The future science of government should be called 'la cybernétique'.
Andre-Marie Ampere
7.
These microscopic organisms form an entire world composed of species, families and varieties whose history, which has barely begun to be written, is already fertile in prospects and findings of the highest importance. The names of these organisms are very numerous and will have to be defined and in part discarded. The word microbe which has the advantage of being shorter and carrying a more general meaning, and of having been approved by my illustrious friend, M. Littré, the most competent linguist in France, is one we will adopt.
Louis Pasteur
8.
Reagents are regarded as acting by virtue of a constitutional affinity either for electrons or for nuclei... the terms electrophilic (electron-seeking) and nucleophilic (nucleus-seeking) are suggested... and the organic molecule, in the activation necessary for reaction, is therefore required to develop at the seat of attack either a high or low electron density as the case may be.
Christopher Kelk Ingold
9.
In science, each new point of view calls forth a revolution in nomenclature.
Friedrich Engels
10.
Smokey, this is not 'Nam. This is bowling. There are rules.
John Goodman
11.
The mathematics clearly called for a set of underlying elementary objects-at that time we needed three types of them-elementary objects that could be combined three at a time in different ways to make all the heavy particles we knew. ... I needed a name for them and called them quarks, after the taunting cry of the gulls, "Three quarks for Muster mark," from Finnegan's Wake by the Irish writer James Joyce.
Murray Gell-Mann
12.
The impossibility of separating the nomenclature of a science from the science itself, is owing to this, that every branch of physical science must consist of three things; the series of facts which are the objects of the science, the ideas which represent these facts, and the words by which these ideas are expressed. Like three impressions of the same seal, the word ought to produce the idea, and the idea to be a picture of the fact.
Antoine Lavoisier
13.
My amateur interest in astronomy brought out the term "magnitude," which is used for the brightness of a star.
Charles Richet
14.
When he frowned again, she was fairly sure that the nomenclature did not please him, and she found herself wishing she had been birthed to other syllables.
J.R. Ward
15.
A catalyst is a substance which alters the velocity of a chemical reaction without appearing in the final products.
Wolfgang Ostwald
16.
There is a reference in Aristotle to a gnat produced by larvae engendered in the slime of vinegar.
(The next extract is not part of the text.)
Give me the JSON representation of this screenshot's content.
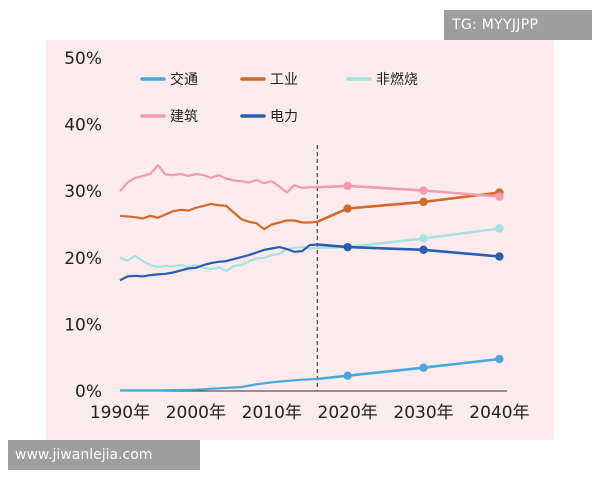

This must have been Drosophila.
Alfred Sturtevant
17.
Never argue with a pedant over nomenclature. It wastes your time and annoys the pedant.
Lois McMaster Bujold
18.
There's a lot of interesting words, nomenclatures, in science.
Andrew Bird
19.
[Math] curriculum is obsessed with jargon and nomenclature seemingly for no other purpose than to provide teachers with something to test the students on.
Paul Lockhart
20.
The maxim is, that whatever can be affirmed (or denied) of a class, may be affirmed (or denied) of everything included in the class. This axiom, supposed to be the basis of the syllogistic theory, is termed by logicians the dictum de omni et nullo.
John Stuart Mill
21.
Natural history is not equivalent to biology. Biology is the study of life. Natural history is the study of animals and plants-of organisms. Biology thus includes natural history, and much else besides.
Marston Bates
22.
Now, as Mandelbrot points out, ... Nature has played a joke on the mathematicians. The 19th-century mathematicians may not have been lacking in imagination, but Nature was not. The same pathological structures that the mathematicians invented to break loose from 19th-century naturalism turn out to be inherent in familiar objects all around us.